Each historical novel is different, and each requires attention to the balance of the book, depending on whether it is a thriller, a saga, a romance, or a portrait of a well-known figure. A recent historical novel I read was very heavy on the dialogue – and there is nothing wrong with that – the effect it had was to draw you into the characters conversation, and make the characters the major attraction of the novel. In other books the setting predominates, and gives us a feeling of being immersed in that time or place. So it is all a question of finding the balance you want to achieve. With this in mind I thought it useful to lay out the different elements you might find in what I call a scene.
- Setting or scene description – in the old days this often used to be a block of actual description at the beginning of the novel. Now we have become much better at inserting it into a scene, in between other moments of action or dialogue.
- Action – What people actually do in a scene. Sometimes people don’t actually do much in a scene; they talk, they think, they muse, they remember – I urge you to have someone actually do something physical in every scene.
- Timing – time can pass slowly in a scene, or move quickly. Dialogue and short sentences shorten the perception of time. Long paragrapphs and sentences draw it out. So does musing, remembering and internal monologue. There is a sense in which historical feeling can lead to long convoluted sentences, in an attempt to sound ‘old-fashioned’. Notice what units of time are in your scene and how you are indicating the passage of time.

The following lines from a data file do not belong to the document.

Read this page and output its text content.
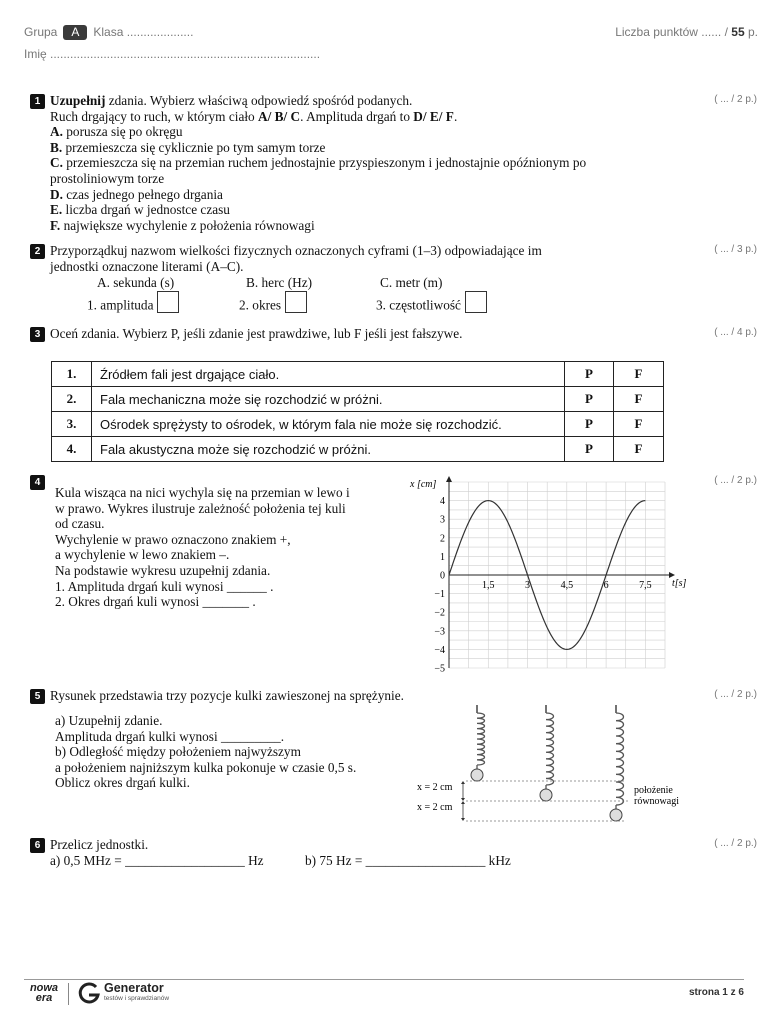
Grupa A Klasa ....................	Liczba punktów ...... / 55 p.
Imię .................................................................................
1	( ... / 2 p.)
Uzupełnij zdania. Wybierz właściwą odpowiedź spośród podanych.
Ruch drgający to ruch, w którym ciało A/ B/ C. Amplituda drgań to D/ E/ F.
A. porusza się po okręgu
B. przemieszcza się cyklicznie po tym samym torze
C. przemieszcza się na przemian ruchem jednostajnie przyspieszonym i jednostajnie opóźnionym po
prostoliniowym torze
D. czas jednego pełnego drgania
E. liczba drgań w jednostce czasu
F. największe wychylenie z położenia równowagi
2	( ... / 3 p.)
Przyporządkuj nazwom wielkości fizycznych oznaczonych cyframi (1–3) odpowiadające im
jednostki oznaczone literami (A–C).
A. sekunda (s)	B. herc (Hz)	C. metr (m)
1. amplituda	2. okres	3. częstotliwość
3	( ... / 4 p.)
Oceń zdania. Wybierz P, jeśli zdanie jest prawdziwe, lub F jeśli jest fałszywe.
1.	Źródłem fali jest drgające ciało.	P	F
2.	Fala mechaniczna może się rozchodzić w próżni.	P	F
3.	Ośrodek sprężysty to ośrodek, w którym fala nie może się rozchodzić.	P	F
4.	Fala akustyczna może się rozchodzić w próżni.	P	F
4	( ... / 2 p.)
Kula wisząca na nici wychyla się na przemian w lewo i
w prawo. Wykres ilustruje zależność położenia tej kuli
od czasu.
Wychylenie w prawo oznaczono znakiem +,
a wychylenie w lewo znakiem –.
Na podstawie wykresu uzupełnij zdania.
1. Amplituda drgań kuli wynosi ______ .
2. Okres drgań kuli wynosi _______ .
4
3
2
1
0
−1
−2
−3
−4
−5
1,5	3	4,5	6	7,5
x [cm]
t[s]
5	( ... / 2 p.)
Rysunek przedstawia trzy pozycje kulki zawieszonej na sprężynie.
a) Uzupełnij zdanie.
Amplituda drgań kulki wynosi _________.
b) Odległość między położeniem najwyższym
a położeniem najniższym kulka pokonuje w czasie 0,5 s.
Oblicz okres drgań kulki.	x = 2 cm
x = 2 cm
położenie
równowagi
6	( ... / 2 p.)
Przelicz jednostki.
a) 0,5 MHz = __________________ Hz	b) 75 Hz = __________________ kHz
nowa
era
Generator
testów i sprawdzianów
strona 1 z 6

- Dialogue – Some characters were denied the right to equal speech in the past, and their lack of speech can indicate their status. Not every character has to speak. Some can act instead. Some successful novelists like to write books as if the events of the past are happening today – with all the modern colloquialisms. Others strive for authentic historical flavour in their dialogue. But the balance of dialogue in your scene, will affect the pace of your book, so note carefully how much dialogue you use.
- Interior monologue – Thrillers and action-centred novels (in general) contain less interior monologue than character-driven historical novels. Interior monologue slows the action because the person cannot converse with themselves so easily when moving (or being chased by an assassin!)
- Summary – When years or decades pass, you will need to summarize events. Also if something is habitual – e.g. ‘He returned several times, but she was never there.’ Brief summary is always better than long summary, so condense it as much as you can. Summaries are supposed to be brief.
- Background information – often unkindly called ‘info-dump’, sometimes it is necessary to explain technical, political, religious or other historical information so the reader understands the plot. Often this can be given as dialogue between two people, (the tenser, the better) but if not, brief and succint, is essential. If possible try to have the character do something in the scene.
- Narration – where the character is telling you about an event that happened. Often a first persoon POV novel is all narration that segues in and out of scenes. The trick with narration is to give the narrator attitude, and to try to reproduce elements of the character’s voice, so we see the event through their point of view. However, to be fully in their voice works best in a book with only one narrator. In a multiple POV novel, this can make the book choppy unless the scenes are carefully de-lineated.
In striving for balance a good trick is to take just one scene and go through it with a highlighter, highlighting all the different elements one at a time with different coloured marker pens. If you find half your scene is background information – you might want to think about re-balancing the scene by moving some of it forward or back, or cutting it, for example.
The effect of these elements on pace can tell you whether the thriller you are writing is really thrilling, or whether it is bogged down in narration or interior monologue. On the other hand a portrait of an interesting figure might need more of these slower elements to flesh out their character.